With rigid 1,3,5,7-Tetrakis(4-bromophenyl)adamantane (TBPA) and 3,3′,5,5′,7,7′-Hexa(4-bromophenyl)-1,1′-biadamantane (HBPBA) separately coupling with 4,4′-Bisethynylstilene and 4,4′-Bisethynltolan, porous polymers (T1, T2, H1, and H2) were successfully synthesized. The obtained polymers have high surface area (755 m2 g−1) and superior thermal stability (their initial decomposition temperature under N2 condition could reach to 400 °C). In addition, the polymers show ultra-high chemical stability (no apparent decomposition in organic solvents for more than 96 h).
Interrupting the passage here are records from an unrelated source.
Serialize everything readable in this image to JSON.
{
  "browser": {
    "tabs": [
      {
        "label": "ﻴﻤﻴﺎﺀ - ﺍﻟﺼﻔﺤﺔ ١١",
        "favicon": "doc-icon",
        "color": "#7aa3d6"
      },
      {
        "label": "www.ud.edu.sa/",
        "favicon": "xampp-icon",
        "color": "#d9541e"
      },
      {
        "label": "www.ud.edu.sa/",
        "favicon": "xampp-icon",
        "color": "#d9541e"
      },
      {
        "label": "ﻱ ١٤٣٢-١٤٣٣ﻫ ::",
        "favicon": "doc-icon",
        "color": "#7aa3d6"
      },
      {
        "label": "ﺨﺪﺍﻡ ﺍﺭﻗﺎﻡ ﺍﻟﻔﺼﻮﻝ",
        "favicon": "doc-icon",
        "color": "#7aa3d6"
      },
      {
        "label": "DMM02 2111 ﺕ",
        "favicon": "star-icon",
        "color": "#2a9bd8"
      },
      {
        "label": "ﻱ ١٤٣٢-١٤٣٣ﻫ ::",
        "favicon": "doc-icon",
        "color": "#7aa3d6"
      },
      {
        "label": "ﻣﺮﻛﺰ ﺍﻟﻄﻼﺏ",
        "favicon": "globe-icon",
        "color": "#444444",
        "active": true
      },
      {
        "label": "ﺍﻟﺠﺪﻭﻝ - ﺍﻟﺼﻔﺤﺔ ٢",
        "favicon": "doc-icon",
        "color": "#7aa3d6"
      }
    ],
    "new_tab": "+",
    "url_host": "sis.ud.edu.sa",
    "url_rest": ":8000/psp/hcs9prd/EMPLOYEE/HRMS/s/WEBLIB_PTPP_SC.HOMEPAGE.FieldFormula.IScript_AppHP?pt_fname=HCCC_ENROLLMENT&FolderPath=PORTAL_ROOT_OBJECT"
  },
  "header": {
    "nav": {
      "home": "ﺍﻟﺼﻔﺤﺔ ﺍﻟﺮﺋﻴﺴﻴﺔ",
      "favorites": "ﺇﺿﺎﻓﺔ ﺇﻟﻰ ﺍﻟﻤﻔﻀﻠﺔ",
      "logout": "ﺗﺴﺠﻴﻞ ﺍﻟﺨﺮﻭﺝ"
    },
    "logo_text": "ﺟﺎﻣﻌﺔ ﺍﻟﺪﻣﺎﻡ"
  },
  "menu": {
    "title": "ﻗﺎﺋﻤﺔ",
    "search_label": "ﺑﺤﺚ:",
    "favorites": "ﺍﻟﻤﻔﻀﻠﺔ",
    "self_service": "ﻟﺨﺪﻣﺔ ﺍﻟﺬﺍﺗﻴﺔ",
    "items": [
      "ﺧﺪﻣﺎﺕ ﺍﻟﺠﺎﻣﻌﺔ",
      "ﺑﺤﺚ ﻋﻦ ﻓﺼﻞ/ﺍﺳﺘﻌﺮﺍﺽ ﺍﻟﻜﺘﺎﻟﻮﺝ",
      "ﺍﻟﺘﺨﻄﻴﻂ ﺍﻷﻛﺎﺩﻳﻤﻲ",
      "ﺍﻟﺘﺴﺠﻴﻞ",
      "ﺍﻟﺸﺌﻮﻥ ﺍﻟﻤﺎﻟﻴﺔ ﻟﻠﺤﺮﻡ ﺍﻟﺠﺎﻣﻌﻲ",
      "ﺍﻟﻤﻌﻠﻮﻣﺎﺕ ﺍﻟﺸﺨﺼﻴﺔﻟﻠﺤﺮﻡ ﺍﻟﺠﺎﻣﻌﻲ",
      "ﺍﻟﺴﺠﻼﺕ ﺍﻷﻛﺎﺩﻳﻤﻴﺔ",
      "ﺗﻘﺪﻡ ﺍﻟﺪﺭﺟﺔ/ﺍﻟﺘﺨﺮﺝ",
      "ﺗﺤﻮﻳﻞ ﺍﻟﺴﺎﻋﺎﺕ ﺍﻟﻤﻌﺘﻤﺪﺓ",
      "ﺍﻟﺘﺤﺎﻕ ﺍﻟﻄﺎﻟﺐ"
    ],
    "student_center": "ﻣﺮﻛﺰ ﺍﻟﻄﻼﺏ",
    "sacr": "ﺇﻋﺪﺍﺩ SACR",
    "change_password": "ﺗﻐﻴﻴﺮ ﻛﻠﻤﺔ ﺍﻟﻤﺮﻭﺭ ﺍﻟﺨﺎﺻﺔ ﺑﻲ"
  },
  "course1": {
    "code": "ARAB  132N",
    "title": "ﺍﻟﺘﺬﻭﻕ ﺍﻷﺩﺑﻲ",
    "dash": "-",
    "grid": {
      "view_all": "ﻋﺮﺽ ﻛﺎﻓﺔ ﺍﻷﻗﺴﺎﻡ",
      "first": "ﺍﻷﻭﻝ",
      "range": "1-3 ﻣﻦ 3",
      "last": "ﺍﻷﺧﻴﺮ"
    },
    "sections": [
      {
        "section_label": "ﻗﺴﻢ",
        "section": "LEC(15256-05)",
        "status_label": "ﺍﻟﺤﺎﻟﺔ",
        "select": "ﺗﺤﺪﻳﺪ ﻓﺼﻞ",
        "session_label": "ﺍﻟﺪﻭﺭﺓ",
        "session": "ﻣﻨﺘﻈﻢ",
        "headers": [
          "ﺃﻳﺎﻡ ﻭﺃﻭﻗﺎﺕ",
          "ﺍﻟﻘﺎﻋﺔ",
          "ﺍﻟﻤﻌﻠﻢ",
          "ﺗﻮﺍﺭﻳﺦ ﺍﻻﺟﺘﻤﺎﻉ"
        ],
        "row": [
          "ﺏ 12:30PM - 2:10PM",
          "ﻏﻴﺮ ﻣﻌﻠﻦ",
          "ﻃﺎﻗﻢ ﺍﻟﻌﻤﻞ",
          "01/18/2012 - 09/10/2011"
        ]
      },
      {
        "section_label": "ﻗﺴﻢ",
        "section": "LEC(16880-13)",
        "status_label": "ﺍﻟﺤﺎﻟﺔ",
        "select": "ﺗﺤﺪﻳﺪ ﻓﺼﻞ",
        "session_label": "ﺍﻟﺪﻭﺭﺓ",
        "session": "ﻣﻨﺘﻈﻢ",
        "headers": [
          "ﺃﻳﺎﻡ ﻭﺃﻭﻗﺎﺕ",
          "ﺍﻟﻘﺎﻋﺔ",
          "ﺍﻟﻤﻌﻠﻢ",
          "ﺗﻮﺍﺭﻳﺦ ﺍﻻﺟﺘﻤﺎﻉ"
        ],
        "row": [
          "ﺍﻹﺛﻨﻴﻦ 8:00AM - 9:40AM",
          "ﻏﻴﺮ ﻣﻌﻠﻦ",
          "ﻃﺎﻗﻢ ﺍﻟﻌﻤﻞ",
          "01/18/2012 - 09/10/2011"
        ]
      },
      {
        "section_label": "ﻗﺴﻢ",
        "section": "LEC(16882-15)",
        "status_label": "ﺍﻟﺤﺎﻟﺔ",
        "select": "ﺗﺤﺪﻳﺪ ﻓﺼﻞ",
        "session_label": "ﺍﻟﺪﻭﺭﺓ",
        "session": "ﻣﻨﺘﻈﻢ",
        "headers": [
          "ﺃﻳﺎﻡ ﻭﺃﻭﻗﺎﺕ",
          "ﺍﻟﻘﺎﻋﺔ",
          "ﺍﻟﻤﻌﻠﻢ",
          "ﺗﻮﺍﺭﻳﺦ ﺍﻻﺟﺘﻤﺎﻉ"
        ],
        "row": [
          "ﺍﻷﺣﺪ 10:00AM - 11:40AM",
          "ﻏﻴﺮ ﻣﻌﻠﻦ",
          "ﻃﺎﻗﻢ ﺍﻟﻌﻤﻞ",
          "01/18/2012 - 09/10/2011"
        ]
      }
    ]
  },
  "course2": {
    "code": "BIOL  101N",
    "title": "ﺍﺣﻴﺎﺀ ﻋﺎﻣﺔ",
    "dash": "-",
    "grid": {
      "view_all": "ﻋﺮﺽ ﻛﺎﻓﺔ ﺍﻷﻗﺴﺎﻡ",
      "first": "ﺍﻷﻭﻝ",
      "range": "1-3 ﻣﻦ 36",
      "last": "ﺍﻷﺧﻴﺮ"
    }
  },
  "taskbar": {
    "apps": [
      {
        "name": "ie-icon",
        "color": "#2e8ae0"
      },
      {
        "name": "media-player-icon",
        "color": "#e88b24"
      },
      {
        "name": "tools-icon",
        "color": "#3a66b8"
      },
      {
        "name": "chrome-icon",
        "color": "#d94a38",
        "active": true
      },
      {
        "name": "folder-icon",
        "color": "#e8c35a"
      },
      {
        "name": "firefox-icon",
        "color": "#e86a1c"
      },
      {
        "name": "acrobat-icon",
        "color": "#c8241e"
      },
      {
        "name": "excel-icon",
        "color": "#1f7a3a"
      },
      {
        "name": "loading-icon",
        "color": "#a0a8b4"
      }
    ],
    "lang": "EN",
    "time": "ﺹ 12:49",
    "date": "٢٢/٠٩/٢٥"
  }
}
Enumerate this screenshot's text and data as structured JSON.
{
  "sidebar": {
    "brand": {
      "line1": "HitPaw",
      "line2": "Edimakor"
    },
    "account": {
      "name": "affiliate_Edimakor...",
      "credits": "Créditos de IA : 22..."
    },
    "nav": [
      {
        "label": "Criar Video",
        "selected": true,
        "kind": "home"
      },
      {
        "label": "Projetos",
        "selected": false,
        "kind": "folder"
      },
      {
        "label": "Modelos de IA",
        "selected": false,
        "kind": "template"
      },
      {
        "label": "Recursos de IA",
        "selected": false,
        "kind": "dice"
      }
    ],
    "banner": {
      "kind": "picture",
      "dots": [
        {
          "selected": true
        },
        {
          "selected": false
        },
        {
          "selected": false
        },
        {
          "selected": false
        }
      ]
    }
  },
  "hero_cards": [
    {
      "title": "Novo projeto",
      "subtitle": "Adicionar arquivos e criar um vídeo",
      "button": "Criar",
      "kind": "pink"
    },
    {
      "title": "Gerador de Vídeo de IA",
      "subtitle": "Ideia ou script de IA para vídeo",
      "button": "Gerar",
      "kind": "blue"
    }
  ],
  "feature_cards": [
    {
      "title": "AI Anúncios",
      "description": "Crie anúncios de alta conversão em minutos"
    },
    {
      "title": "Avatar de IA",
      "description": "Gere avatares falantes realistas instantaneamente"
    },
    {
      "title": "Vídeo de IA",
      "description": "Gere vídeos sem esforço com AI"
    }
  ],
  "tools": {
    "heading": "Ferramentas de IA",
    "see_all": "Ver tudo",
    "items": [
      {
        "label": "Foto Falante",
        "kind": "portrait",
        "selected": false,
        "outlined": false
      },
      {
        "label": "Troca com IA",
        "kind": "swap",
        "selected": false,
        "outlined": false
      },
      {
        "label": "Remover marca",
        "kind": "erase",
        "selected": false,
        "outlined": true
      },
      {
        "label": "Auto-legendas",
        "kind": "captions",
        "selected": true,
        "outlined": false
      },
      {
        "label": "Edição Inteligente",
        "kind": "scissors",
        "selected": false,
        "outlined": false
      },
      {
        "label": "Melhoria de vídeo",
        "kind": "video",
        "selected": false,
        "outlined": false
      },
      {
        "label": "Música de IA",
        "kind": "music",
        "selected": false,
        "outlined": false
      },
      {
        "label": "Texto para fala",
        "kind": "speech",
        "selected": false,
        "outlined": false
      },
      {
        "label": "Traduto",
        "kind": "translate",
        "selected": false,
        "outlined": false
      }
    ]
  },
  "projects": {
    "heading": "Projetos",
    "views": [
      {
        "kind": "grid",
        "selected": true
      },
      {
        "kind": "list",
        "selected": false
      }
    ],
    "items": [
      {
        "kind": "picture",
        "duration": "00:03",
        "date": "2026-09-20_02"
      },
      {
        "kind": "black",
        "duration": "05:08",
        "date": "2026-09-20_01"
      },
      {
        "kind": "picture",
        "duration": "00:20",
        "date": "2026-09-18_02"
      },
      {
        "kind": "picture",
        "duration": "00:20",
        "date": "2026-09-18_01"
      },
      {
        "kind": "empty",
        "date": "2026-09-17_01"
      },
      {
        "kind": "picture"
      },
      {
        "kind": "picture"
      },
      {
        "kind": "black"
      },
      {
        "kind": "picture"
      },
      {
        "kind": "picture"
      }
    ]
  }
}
At 1.0 bar (273 K), their uptake of CO2, N2, CH4, C2H2 and C2H4 could reach to 11.0 wt%, 1.5 wt%, 6.2 wt% and 7.2 wt%, respectively. Moreover, they also can absorb a large amount of vapor molecules at 298 K, with the largest values up to 232 mg g−1 (benzene), 196 mg g−1 (cyclohexane) and 169 mg g−1 (hexane) when P/P0 = 0.8. The adsorption selectivity for CO2/N2 is 42.6 and for CO2/CH4 is 4.25. These combined properties render the synthesized polymers an attractive candidate as chemical stable adsorbents for practical use in gas storage, gas separation and pollutant vapor adsorption.